By lifting up families at the bottom through tax credits and taxing affluent households more, Democrats can help narrow the racial wealth gap.

But their latest plan may not be ambitious enough, according to experts, after they scaled back some of President Joe Biden’s initial proposals.

“It’s baby steps,” Carl Davis, research director at the Institute on Taxation and Economic Policy, told Yahoo Money. “When you put them all together, they add up to a more meaningful package that would narrow racial wealth inequality. But the changes are more modest than they should be.”

House Democrats proposed increasing the top income tax rate and the long-term capital gains rate, among other proposals, which hit high-income households that are disproportionately white.

The expansion of the Child Tax Credit (CTC) and the Earned Income Tax Credit (EITC), among other credits, would reach a larger share of the Hispanic and Black population, helping to narrow the wealth gap between those two groups and white Americans, according to Davis.

“Broadly, the approach is right,” Davis said. “Biden's plan is unquestionably more ambitious and it would be more powerful.”

UNITED STATES - OCTOBER 1: President Joe Biden and  Speaker of the House Nancy Pelosi, D-Calif., leave a meeting of the House Democratic Caucus on the infrastructure bill in the U.S. Capitol on Friday, October 1, 2021. (Photo By Tom Williams/CQ-Roll Call, Inc via Getty Images)
President Joe Biden and Speaker of the House Nancy Pelosi, D-Calif., leave a meeting of the House Democratic Caucus on the infrastructure bill in the U.S. Capitol on Friday, October 1, 2021. (Photo By Tom Williams/CQ-Roll Call, Inc via Getty Images) · Tom Williams via Getty Images

Expanding the child tax credit ‘would be a transformational change’

The proposal that would have the biggest impact on narrowing the racial wealth gap would be the extension of the expanded CTC through 2025, which is part of the House Ways and Means Committee plan. Right now, the expansion is scheduled to expire after this tax year.

“There's no doubt that that would be a transformational change for a lot of families,” Davis said. “The amount of income support that would be provided through that is just much larger than what's being considered for the other credits.”

Nearly half of Black children (48%) and almost half of Hispanic children (46%) live in families that were previously considered by federal tax law to be too poor to qualify for the full credit, according to estimates by ITEP. Under the Democrats’ proposal, the full credit would be extended to allow those families to continue getting the credit.
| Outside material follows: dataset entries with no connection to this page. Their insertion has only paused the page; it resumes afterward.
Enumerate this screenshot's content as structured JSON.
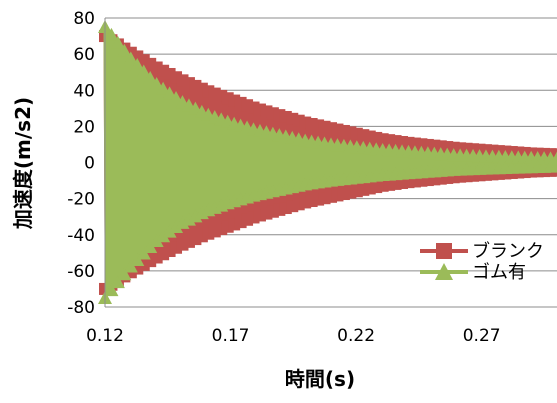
{
  "chart_data": {
    "type": "line",
    "title": "",
    "xlabel": "時間(s)",
    "ylabel": "加速度(m/s2)",
    "xlim": [
      0.12,
      0.3
    ],
    "ylim": [
      -80,
      80
    ],
    "x_ticks": [
      0.12,
      0.17,
      0.22,
      0.27
    ],
    "x_tick_labels": [
      "0.12",
      "0.17",
      "0.22",
      "0.27"
    ],
    "y_ticks": [
      -80,
      -60,
      -40,
      -20,
      0,
      20,
      40,
      60,
      80
    ],
    "y_tick_labels": [
      "-80",
      "-60",
      "-40",
      "-20",
      "0",
      "20",
      "40",
      "60",
      "80"
    ],
    "grid": "horizontal",
    "legend_position": "right",
    "series": [
      {
        "name": "ブランク",
        "color": "#c0504d",
        "marker": "square",
        "x": [
          0.12,
          0.13,
          0.14,
          0.15,
          0.16,
          0.17,
          0.18,
          0.19,
          0.2,
          0.21,
          0.22,
          0.23,
          0.24,
          0.25,
          0.26,
          0.27,
          0.28,
          0.29,
          0.3
        ],
        "envelope": [
          70,
          61,
          53,
          46,
          40,
          35,
          30,
          26,
          22,
          19,
          16,
          13,
          11,
          9.5,
          8,
          7,
          6,
          5,
          4.5
        ]
      },
      {
        "name": "ゴム有",
        "color": "#9bbb59",
        "marker": "triangle",
        "x": [
          0.12,
          0.13,
          0.14,
          0.15,
          0.16,
          0.17,
          0.18,
          0.19,
          0.2,
          0.21,
          0.22,
          0.23,
          0.24,
          0.25,
          0.26,
          0.27,
          0.28,
          0.29,
          0.3
        ],
        "envelope": [
          75,
          58,
          44,
          34,
          27,
          22,
          18,
          15,
          12,
          10,
          8.5,
          7,
          6,
          5,
          4,
          3.5,
          3,
          2.6,
          2.2
        ]
      }
    ]
  }
}
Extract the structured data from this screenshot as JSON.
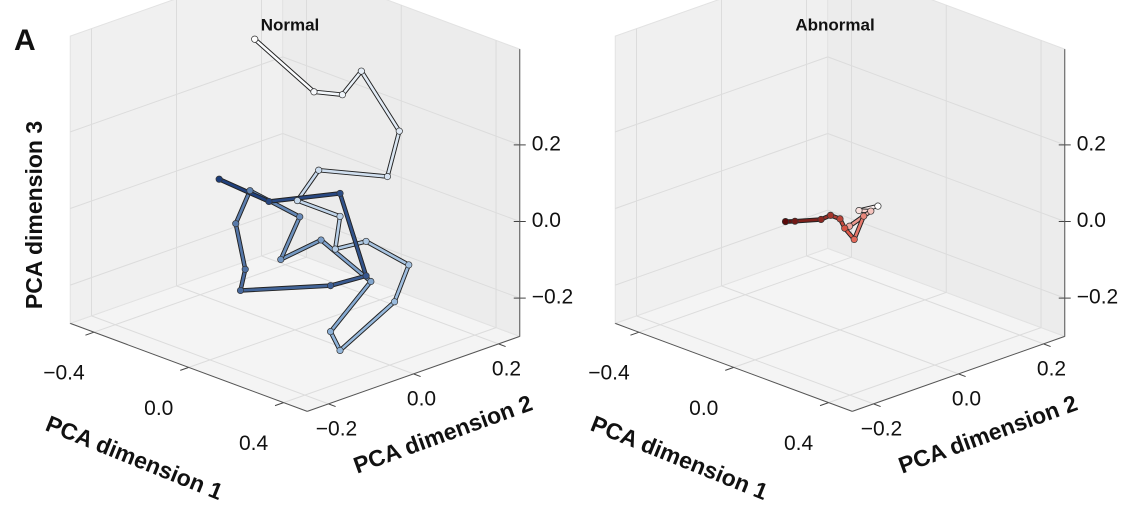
{
  "figure": {
    "label": "A"
  },
  "chart_data": [
    {
      "type": "line3d",
      "title": "Normal",
      "xlabel": "PCA dimension 1",
      "ylabel": "PCA dimension 2",
      "zlabel": "PCA dimension 3",
      "xlim": [
        -0.5,
        0.5
      ],
      "ylim": [
        -0.25,
        0.25
      ],
      "zlim": [
        -0.3,
        0.45
      ],
      "xticks": [
        {
          "value": -0.4,
          "label": "−0.4"
        },
        {
          "value": 0,
          "label": "0.0"
        },
        0.4
      ],
      "yticks": [
        {
          "value": -0.2,
          "label": "−0.2"
        },
        {
          "value": 0,
          "label": "0.0"
        },
        0.2
      ],
      "zticks": [
        {
          "value": -0.2,
          "label": "−0.2"
        },
        {
          "value": 0,
          "label": "0.0"
        },
        0.2
      ],
      "grid": true,
      "colors": [
        "#ffffff",
        "#8fb3d9",
        "#1c3c78"
      ],
      "x": [
        -0.17,
        0.08,
        0.2,
        0.28,
        0.44,
        0.39,
        0.1,
        0.01,
        0.19,
        0.17,
        0.3,
        0.48,
        0.42,
        0.19,
        0.15,
        0.32,
        0.11,
        -0.06,
        0.02,
        -0.19,
        -0.25,
        -0.21,
        -0.23,
        0.15,
        0.3,
        0.19,
        -0.11,
        -0.32
      ],
      "y": [
        0,
        0,
        0,
        0,
        0,
        0,
        0,
        0,
        0,
        0,
        0,
        0,
        0,
        0,
        0,
        0,
        0,
        0,
        0,
        0,
        0,
        0,
        0,
        0,
        0,
        0,
        0,
        0
      ],
      "z": [
        0.42,
        0.34,
        0.36,
        0.44,
        0.32,
        0.19,
        0.14,
        0.04,
        0.04,
        -0.05,
        0,
        -0.02,
        -0.13,
        -0.31,
        -0.27,
        -0.1,
        -0.04,
        -0.13,
        0,
        0.02,
        -0.08,
        -0.19,
        -0.25,
        -0.15,
        -0.09,
        0.1,
        0.01,
        0.02
      ]
    },
    {
      "type": "line3d",
      "title": "Abnormal",
      "xlabel": "PCA dimension 1",
      "ylabel": "PCA dimension 2",
      "zlabel": null,
      "xlim": [
        -0.5,
        0.5
      ],
      "ylim": [
        -0.25,
        0.25
      ],
      "zlim": [
        -0.3,
        0.45
      ],
      "xticks": [
        {
          "value": -0.4,
          "label": "−0.4"
        },
        {
          "value": 0,
          "label": "0.0"
        },
        0.4
      ],
      "yticks": [
        {
          "value": -0.2,
          "label": "−0.2"
        },
        {
          "value": 0,
          "label": "0.0"
        },
        0.2
      ],
      "zticks": [
        {
          "value": -0.2,
          "label": "−0.2"
        },
        {
          "value": 0,
          "label": "0.0"
        },
        0.2
      ],
      "grid": true,
      "colors": [
        "#ffffff",
        "#e05a4a",
        "#5a0a0a"
      ],
      "x": [
        0.16,
        0.08,
        0.13,
        0.04,
        0.1,
        0.06,
        0.02,
        0,
        -0.04,
        -0.08,
        -0.19,
        -0.23
      ],
      "y": [
        0,
        0,
        0,
        0,
        0,
        0,
        0,
        0,
        0,
        0,
        0,
        0
      ],
      "z": [
        0.06,
        0.03,
        0.04,
        -0.02,
        0.02,
        -0.05,
        -0.03,
        -0.01,
        -0.01,
        -0.03,
        -0.06,
        -0.07
      ]
    }
  ]
}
Additionally, the larger credit amount would continue.

Additionally, The American Rescue Plan made the EITC fully refundable — in turn reaching more Black and Hispanic families — and extended the credit to workers without children at home.

“That's a benefit geared toward low-wage workers, [and] unfortunately, with the racial disparities in this country, people of color are more likely to be low-wage workers,” Davis said. “As long as that disparity continues, the EITC will be helpful in boosting the financial security of people of color.”